We wouldn’t encourage our children to use the words stupid or jerk (or much worse terms), so why do we teach them that it’s okay to use words like tattletale and liar? I think it’s because we feel they are descriptive of actual flaws that we want to discourage~ mainly putting your nose in other people’s business and lying. But let’s forget the fact that adults shouldn’t be teaching children negative labels and names to call one another. There is something so much more insidious about the word tattletale.
It implies that you should only be concerned about things that affect you directly, everything else is another person’s business and you should stay out of it. The other message is that you should’t tell on other people. Essentially it’s okay to hide information.
“It’s not my business” is a giant flaw in our society as a whole. Children, women and animals are mistreated and continue to be mistreated because people turn a blind eye. Society often chooses to be blind to pollution issues, addictions, metal illnesses, abuse, racism, gender equality, and this list goes on and on and on. I am trying to teach my child to be observant, and active, and involved. We all need to be breaking out of this harmful practice of isolation. Technology increasingly enables us to live a solitary existence under the mistaken belief that “internet connections” are the same as physical connection. I don’t want to raise a child that lives online and needn’t be concerned about or get involved with her immediate neighbours and community. We live in an amazing community simply because people are involved and care.
More importantly I want my child to communicate with me. I want her to always feel she can share anything with me. If someone is doing “something wrong” I WANT to know, because that “something” could be inappropriate touching or worse. I’m trying to keep an open dialogue so that they will come to me, even if they are unsure if what is happening is bad or their fault. And I especially don’t need teachers (and yes, I’ve definitely heard teachers telling students not to be tattletales) working against my efforts. Teachers are often an adult that children will approach if they need to talk about abuse. Pushing kids away cuts off that line of communication. And we need to keep all lines open!
I understand the concept that is trying to be imparted~ you do not need to tell on someone every time they do something that is outside the rules. Not everything needs to be reported. We don’t want a “Big Brother” society; however, children have a hard time defining the nuances that this lesson implies. That comes with maturity and so we all need to be very careful when we throw around these seemingly simple labels and lessons.
If you give a child a rule and they report someone breaking that rule then why are we getting so frustrated? The issue really is that adults don’t want to spend the time communicating properly with children. We don’t want to enforce every rule, we don’t want to explain why it is okay that “Jimmy is doing X”, and we would rather put the blame on the child and basically tell them to shut up.
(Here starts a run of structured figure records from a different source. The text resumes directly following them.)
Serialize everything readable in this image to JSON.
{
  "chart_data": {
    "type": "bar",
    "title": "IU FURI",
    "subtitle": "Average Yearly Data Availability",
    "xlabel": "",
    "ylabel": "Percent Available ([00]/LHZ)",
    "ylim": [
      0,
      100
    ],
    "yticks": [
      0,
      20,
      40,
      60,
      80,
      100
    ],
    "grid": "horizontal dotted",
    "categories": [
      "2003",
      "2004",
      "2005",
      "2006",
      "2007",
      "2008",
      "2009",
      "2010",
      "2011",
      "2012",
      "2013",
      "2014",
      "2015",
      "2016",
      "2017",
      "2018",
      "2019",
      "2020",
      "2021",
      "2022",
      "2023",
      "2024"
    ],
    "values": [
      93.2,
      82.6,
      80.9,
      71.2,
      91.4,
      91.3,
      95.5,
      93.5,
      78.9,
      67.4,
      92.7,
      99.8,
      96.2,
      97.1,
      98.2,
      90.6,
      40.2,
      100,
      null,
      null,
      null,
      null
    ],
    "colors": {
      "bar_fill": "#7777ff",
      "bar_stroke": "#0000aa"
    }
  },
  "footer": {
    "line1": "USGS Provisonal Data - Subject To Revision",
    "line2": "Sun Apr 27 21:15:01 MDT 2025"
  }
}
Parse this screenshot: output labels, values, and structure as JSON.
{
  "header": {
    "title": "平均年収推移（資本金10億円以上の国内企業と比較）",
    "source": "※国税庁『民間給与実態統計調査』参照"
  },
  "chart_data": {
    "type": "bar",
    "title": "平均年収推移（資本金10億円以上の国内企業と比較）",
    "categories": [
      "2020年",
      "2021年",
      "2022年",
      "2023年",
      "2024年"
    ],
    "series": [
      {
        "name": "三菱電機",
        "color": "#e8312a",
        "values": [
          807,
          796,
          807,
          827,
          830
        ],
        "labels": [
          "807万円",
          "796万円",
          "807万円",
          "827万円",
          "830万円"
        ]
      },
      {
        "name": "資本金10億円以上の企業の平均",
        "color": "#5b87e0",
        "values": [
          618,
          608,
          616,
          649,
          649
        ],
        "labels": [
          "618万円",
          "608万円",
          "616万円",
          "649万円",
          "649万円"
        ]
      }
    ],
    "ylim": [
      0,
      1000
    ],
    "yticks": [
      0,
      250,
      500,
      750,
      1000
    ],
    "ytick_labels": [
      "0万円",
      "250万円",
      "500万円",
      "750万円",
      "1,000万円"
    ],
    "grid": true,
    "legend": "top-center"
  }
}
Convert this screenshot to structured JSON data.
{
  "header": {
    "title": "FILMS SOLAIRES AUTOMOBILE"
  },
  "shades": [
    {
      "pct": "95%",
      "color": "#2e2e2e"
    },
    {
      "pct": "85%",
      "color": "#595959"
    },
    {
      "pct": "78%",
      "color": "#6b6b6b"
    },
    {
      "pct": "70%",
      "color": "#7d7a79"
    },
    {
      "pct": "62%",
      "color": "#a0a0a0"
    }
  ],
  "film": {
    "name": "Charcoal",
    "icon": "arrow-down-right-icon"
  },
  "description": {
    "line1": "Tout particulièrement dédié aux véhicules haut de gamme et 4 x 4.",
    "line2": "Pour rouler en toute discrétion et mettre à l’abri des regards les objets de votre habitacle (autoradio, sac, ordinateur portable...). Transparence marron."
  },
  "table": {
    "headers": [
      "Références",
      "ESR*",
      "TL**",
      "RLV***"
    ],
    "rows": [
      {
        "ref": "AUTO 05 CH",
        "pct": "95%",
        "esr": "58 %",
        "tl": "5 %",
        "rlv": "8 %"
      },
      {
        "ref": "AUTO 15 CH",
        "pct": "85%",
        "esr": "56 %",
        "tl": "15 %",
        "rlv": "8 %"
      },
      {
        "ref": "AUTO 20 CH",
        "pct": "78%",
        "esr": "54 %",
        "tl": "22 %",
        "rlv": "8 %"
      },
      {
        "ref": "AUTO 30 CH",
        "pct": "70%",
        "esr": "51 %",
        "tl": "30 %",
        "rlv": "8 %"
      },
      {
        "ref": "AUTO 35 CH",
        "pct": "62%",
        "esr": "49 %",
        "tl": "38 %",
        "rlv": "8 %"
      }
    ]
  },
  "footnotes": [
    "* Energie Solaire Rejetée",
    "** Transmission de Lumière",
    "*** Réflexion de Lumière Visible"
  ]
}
It is a lazy way out of what could be a more meaningful conversation. When you say to a child “don’t be a tattletale!” you are essentially telling them that you don’t want to hear what they have to say. Don’t talk to me because I’m not listening. Don’t tell me what that person is doing because it’s not your business. The rules don’t apply to everyone equally. You are wrong.
None of the lessons behind the word tattletale are lessons I want my child to learn.